The notes do not carry a GO pledge, but all general fund revenues not used for debt service on outstanding GOs are pledged to repayment. “The notes cover the ups and downs of cash flow over the year,” said capital finance director Frank Hoadley.
Ahead of the sale, Fitch Ratings, Moody’s Investors Service, and Standard & Poor’s assigned top short-term marks to the financing. In assigning its F1-plus rating, Fitch said the note structure benefits from strong legal provisions, including impoundment provisions and monthly revenue tests.
“Although the state expects to end fiscal year 2011 with a cash deficit, the availability of interfund borrowing in an amount greater than note principal provides a cushion,” Fitch wrote, noting that the projected coverage ratio is at least 1.8 times. The notes mature June 15, 2011, but a repayment account will be fully funded 16 days before maturity.
The borrowing is the same size as last year’s. The state’s flexibility in managing through the ebb and flow of revenue collections and bill payment has narrowed due to its struggles to keep its current two-year budget balanced.
The $61.8 billion budget for fiscal 2010-11 signed into law last year by Gov. Jim Doyle relied on the restructuring of $285 million of debt along with a mix of federal stimulus funds, spending cuts, and tax and fee increases to wipe out a $6.6 billion deficit. The state expects to end fiscal 2010 with a $207 million ending balance and a $476 million cash deficit in fiscal 2011.
Wisconsin’s GOs are rated AA by Fitch and Standard & Poor’s and Aa2 by Moody’s. Strengths include the state’s diverse economy and moderate debt levels. Weaknesses include an ongoing structural budget imbalance, weak reserve levels, and the recession’s effect on revenue.

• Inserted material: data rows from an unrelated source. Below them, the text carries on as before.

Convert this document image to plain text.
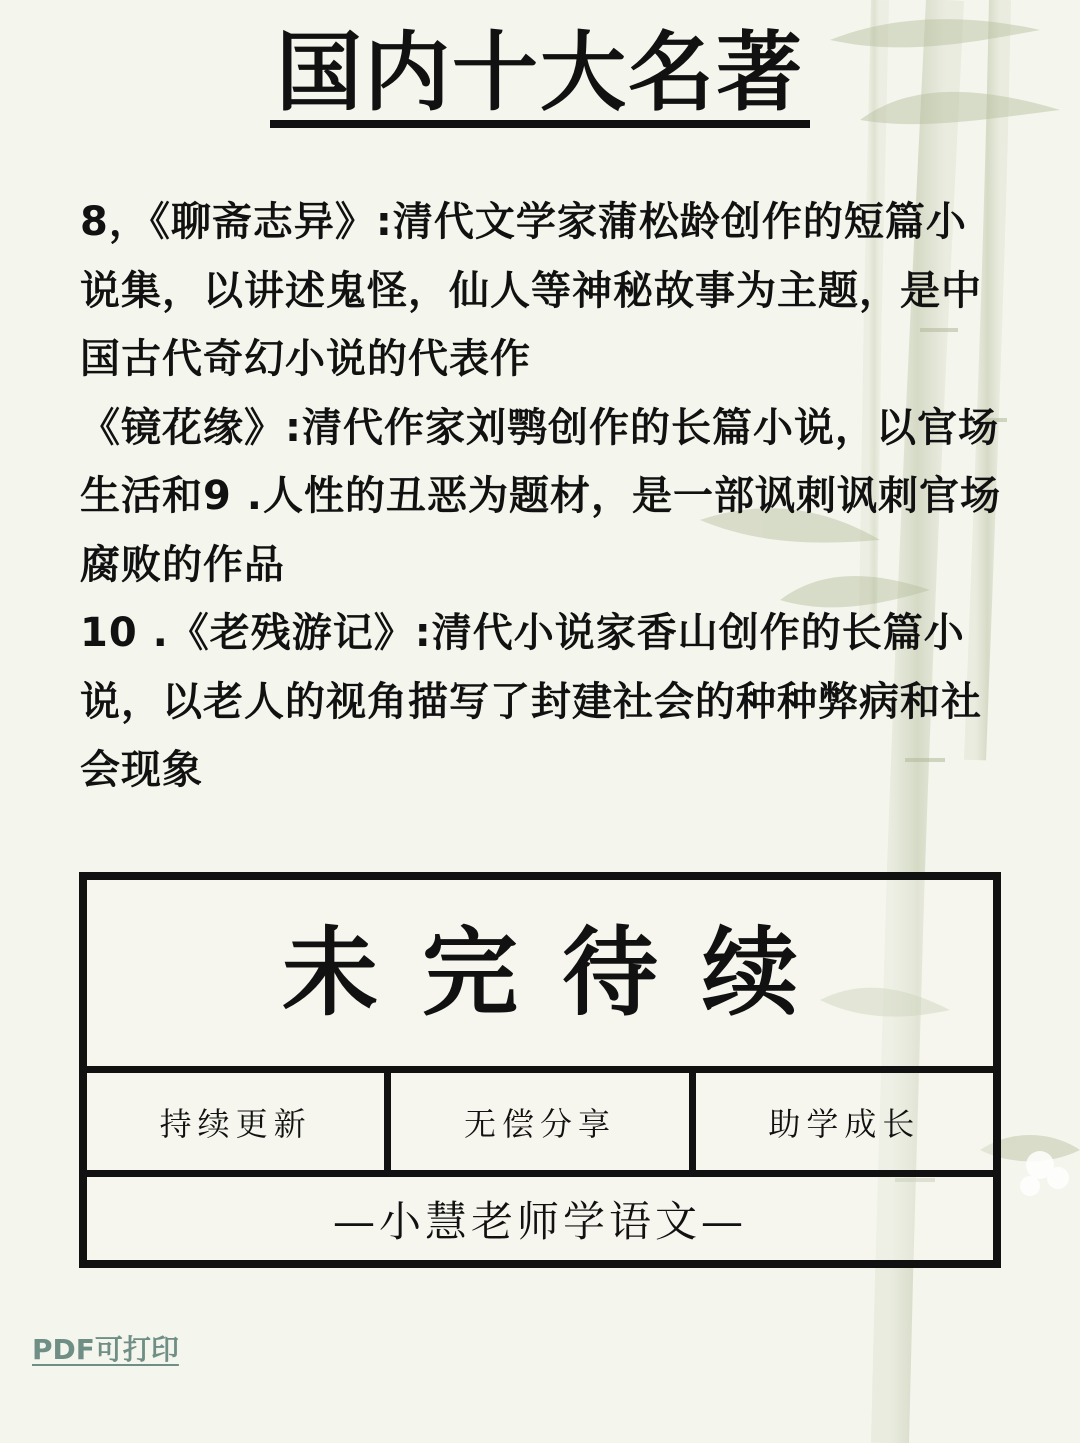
国内十大名著

8，《聊斋志异》:清代文学家蒲松龄创作的短篇小说集，以讲述鬼怪，仙人等神秘故事为主题，是中国古代奇幻小说的代表作

《镜花缘》:清代作家刘鹗创作的长篇小说，以官场生活和9 .人性的丑恶为题材，是一部讽刺讽刺官场腐败的作品

10 .《老残游记》:清代小说家香山创作的长篇小说，以老人的视角描写了封建社会的种种弊病和社会现象

未完待续
持续更新	无偿分享	助学成长
—小慧老师学语文—
PDF可打印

The state will follow up the note issue with the sale of about $200 million of transportation revenue bonds as soon as July. Hoadley said he expects to use a negotiated sale on the transaction, though a team has not yet been named. He said it’s likely the deal will mirror the same structure he has used on recent new-money transactions that offer tax-exempt bonds on the short end and taxable Build America Bonds on the longer end.
Hoadley — who chairs the Government Finance Officers Association’s debt management committee and has been a critic of some enforcement measures being pushed by Internal Revenue Service on BABs — said he remains a fan of the product because of the savings it offers. The state has also drawn more interest from buyers on its competitive GO BAB sales, increasing the number of bidders to nine to 12 from five to seven.
The state has had a GO refunding of about $184 million on hold since March due to negative arbitrage cutting into the interest rate savings. Citi is the lead manager and Loop Capital Markets LLC is co-senior manager. Acacia Financial Group is financial adviser.
On Friday, Doyle announced the resignation of Department of Administration Secretary Michael Morgan. He elevated deputy secretary Dan Schooff, who previously served three terms in the state Assembly, to fill the position. The capital finance and budget offices both are part of Administration. Morgan is taking a position as senior vice president for administration and fiscal affairs at the University of Wisconsin System.
“As deputy secretary of DOA, Dan has been an invaluable leader on many key issues, including the state’s energy program, the budget, and Wisconsin’s recovery efforts,” Doyle said in a statement. “I know he will bring the same dedication to his service as the secretary of DOA.”
Doyle praised Morgan for his tenure, saying he has “been a leader within this administration and has played a crucial role in our efforts to cut the cost of state government, while providing the people of Wisconsin with vital services.”